В январе 1770 года, когда друзья-соглядатаи все еще безуспешно спорили о том, что думать или делать во всей этой запутанной истории, произошел инцидент с «Форталезой». Раздраконенный тем, что прошлым летом в Ньюпорте был потоплен доходный шлюп «Либерти», таможенный флот под командованием адмирала Уоллеса стал проявлять повышенную бдительность по отношению к чужим судам, и на этот раз вооруженная шхуна Его Величества «Лебедь» под командованием капитана Чарльза Лесли после короткого преследования захватила барселонскую баржу «Форталеза», следовавшую, согласно бортовому журналу, из Каира в Провиденс. Когда судно обыскали на предмет контрабандных товаров, таможня с удивлением обнаружила, что груз целиком состоит из мумифицированных тел, вывезенных из Египта. В графе получателя груза значился некий «капит. А. Б. В.», который должен был принять его на лихтер близ мыса Намквит и доставить в условленное место. Личность мореплавателя-имярека капитан «Форталезы», Мануэль Аррида, не счел нужным разглашать. Вице-адмиралтейский суд в Ньюпорте мешкал: с одной стороны, мумии – не контрабанда по действующему закону, с другой – кому и зачем они в принципе могли понадобиться?
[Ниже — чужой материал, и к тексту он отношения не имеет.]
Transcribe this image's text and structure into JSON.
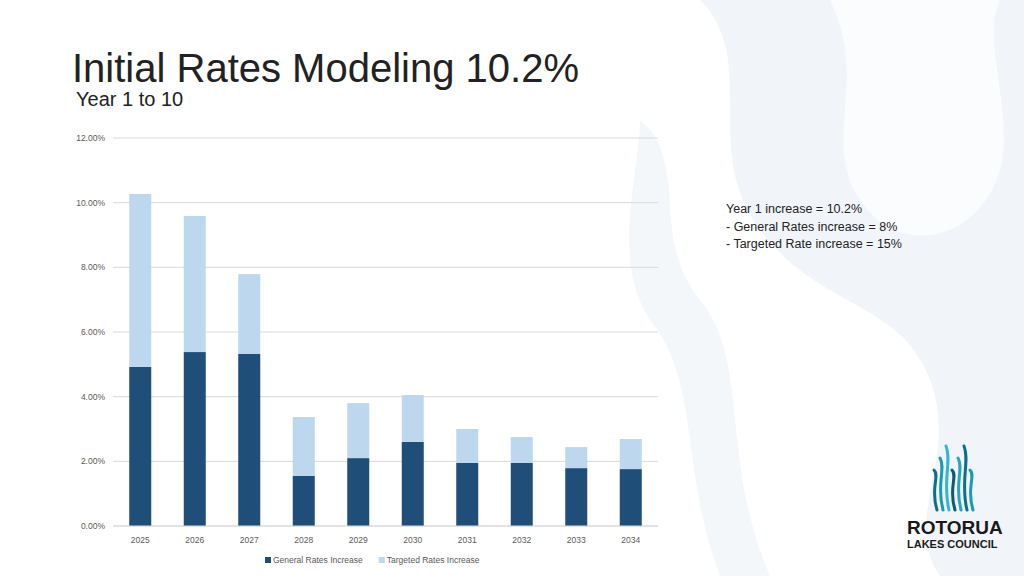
{
  "chart_data": {
    "type": "bar",
    "stacked": true,
    "grid": true,
    "legend": "bottom",
    "title": "Initial Rates Modeling 10.2%",
    "subtitle": "Year 1 to 10",
    "annotations": [
      "Year 1 increase = 10.2%",
      " - General Rates increase = 8%",
      " - Targeted Rate increase = 15%"
    ],
    "logo": [
      "ROTORUA",
      "LAKES COUNCIL"
    ],
    "categories": [
      "2025",
      "2026",
      "2027",
      "2028",
      "2029",
      "2030",
      "2031",
      "2032",
      "2033",
      "2034"
    ],
    "series": [
      {
        "name": "General Rates Increase",
        "color": "#1f4e79",
        "values": [
          4.92,
          5.38,
          5.32,
          1.55,
          2.1,
          2.6,
          1.95,
          1.95,
          1.79,
          1.76
        ]
      },
      {
        "name": "Targeted Rates Increase",
        "color": "#bdd7ee",
        "values": [
          5.35,
          4.21,
          2.47,
          1.82,
          1.7,
          1.45,
          1.05,
          0.8,
          0.65,
          0.93
        ]
      }
    ],
    "ylim": [
      0,
      12
    ],
    "yticks": [
      {
        "value": 0,
        "label": "0.00%"
      },
      {
        "value": 2,
        "label": "2.00%"
      },
      {
        "value": 4,
        "label": "4.00%"
      },
      {
        "value": 6,
        "label": "6.00%"
      },
      {
        "value": 8,
        "label": "8.00%"
      },
      {
        "value": 10,
        "label": "10.00%"
      },
      {
        "value": 12,
        "label": "12.00%"
      }
    ]
  }
}
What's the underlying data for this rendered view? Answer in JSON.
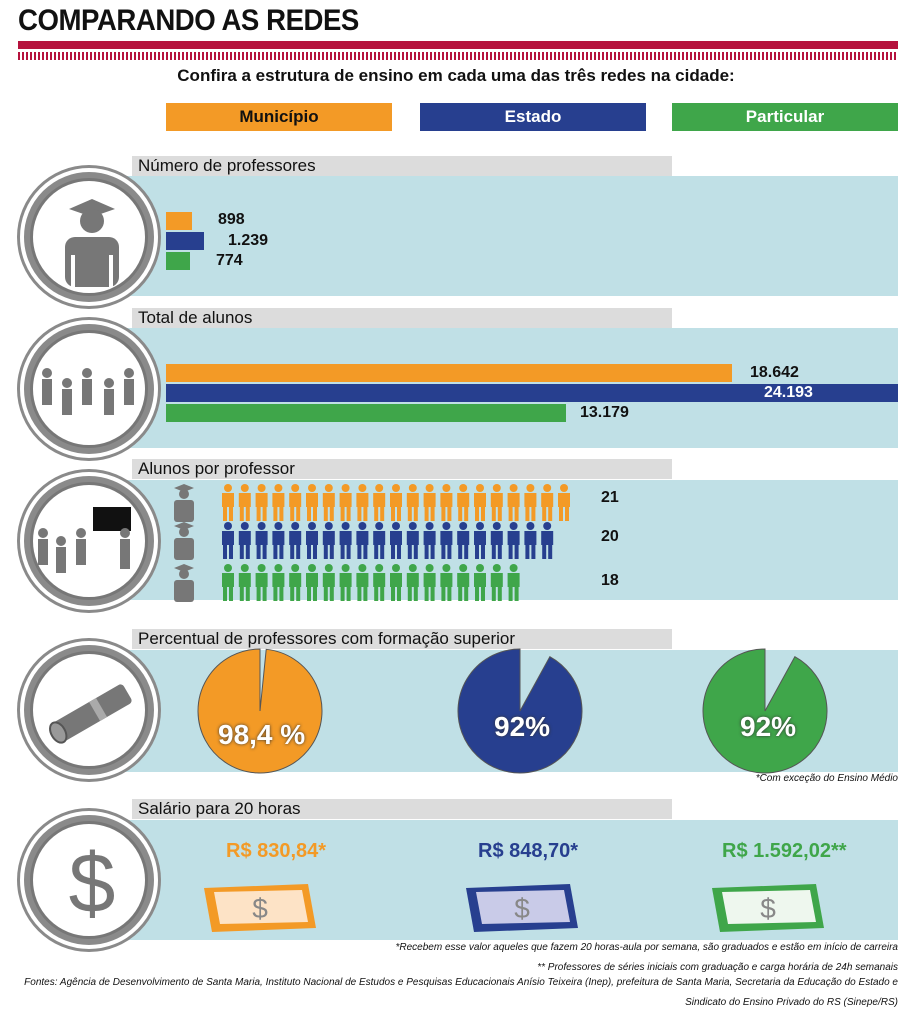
{
  "header": {
    "title": "COMPARANDO AS REDES",
    "subtitle": "Confira a estrutura de ensino em cada uma das três redes na cidade:"
  },
  "legend": {
    "municipio": "Município",
    "estado": "Estado",
    "particular": "Particular"
  },
  "colors": {
    "municipio": "#f39a26",
    "estado": "#273f8f",
    "particular": "#3fa64a",
    "accent": "#b5123d"
  },
  "sections": {
    "professores": {
      "title": "Número de professores",
      "values": [
        "898",
        "1.239",
        "774"
      ]
    },
    "alunos": {
      "title": "Total de alunos",
      "values": [
        "18.642",
        "24.193",
        "13.179"
      ]
    },
    "alunos_por_professor": {
      "title": "Alunos por professor",
      "values": [
        "21",
        "20",
        "18"
      ]
    },
    "formacao": {
      "title": "Percentual de professores com formação superior",
      "values": [
        "98,4 %",
        "92%",
        "92%"
      ],
      "note": "*Com exceção do Ensino Médio"
    },
    "salario": {
      "title": "Salário para 20 horas",
      "values": [
        "R$ 830,84*",
        "R$ 848,70*",
        "R$ 1.592,02**"
      ]
    }
  },
  "chart_data": [
    {
      "type": "bar",
      "title": "Número de professores",
      "categories": [
        "Município",
        "Estado",
        "Particular"
      ],
      "values": [
        898,
        1239,
        774
      ]
    },
    {
      "type": "bar",
      "title": "Total de alunos",
      "categories": [
        "Município",
        "Estado",
        "Particular"
      ],
      "values": [
        18642,
        24193,
        13179
      ]
    },
    {
      "type": "bar",
      "title": "Alunos por professor",
      "categories": [
        "Município",
        "Estado",
        "Particular"
      ],
      "values": [
        21,
        20,
        18
      ]
    },
    {
      "type": "pie",
      "title": "Percentual de professores com formação superior",
      "categories": [
        "Município",
        "Estado",
        "Particular"
      ],
      "values": [
        98.4,
        92,
        92
      ]
    }
  ],
  "footnotes": {
    "note1": "*Recebem esse valor aqueles que fazem 20 horas-aula por semana, são graduados e estão em início de carreira",
    "note2": "** Professores de séries iniciais com graduação e carga horária de 24h semanais",
    "fontes1": "Fontes: Agência de Desenvolvimento de Santa Maria, Instituto Nacional de Estudos e Pesquisas Educacionais Anísio Teixeira (Inep), prefeitura de Santa Maria, Secretaria da Educação do Estado e",
    "fontes2": "Sindicato do Ensino Privado do RS (Sinepe/RS)"
  }
}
В конце концов, согласно вердикту господина юриста Робинсона, судно Арриды было освобождено, но ему был предписан запрет на заход в портовые воды Род-Айленда. Позже ходили слухи, что его видели в бостонской гавани, хотя оно никогда открыто не заходило в городской порт.

Этот необычайный случай не остался незамеченным в Провиденсе, и мало кто сомневался в существовании некой связи между грузом мумий и зловещим Джозефом Карвеном. Его экзотические заморские закупки и нетривиальные химические исследования были общеизвестным делом, равно как и нездоровый интерес ко всему мертвому. Не требовалось богатого воображения, чтобы связать его с причудливым импортом, который, вестимо, не предназначался никому другому в городе. Будто зная, в каком ключе о нем говорят, Карвен несколько раз как бы случайно поминал особую медицинскую ценность бальзамов, приготовленных из мумий – очевидно, полагая, что может представить это дело как совершенно обычное и естественное, но все же прямо не признавая своей причастности. Уиден и Смит, конечно, не питали никаких сомнений относительно предназначения груза, строя самые невероятные теории, касающиеся как самого Карвена, так и его чудовищных трудов.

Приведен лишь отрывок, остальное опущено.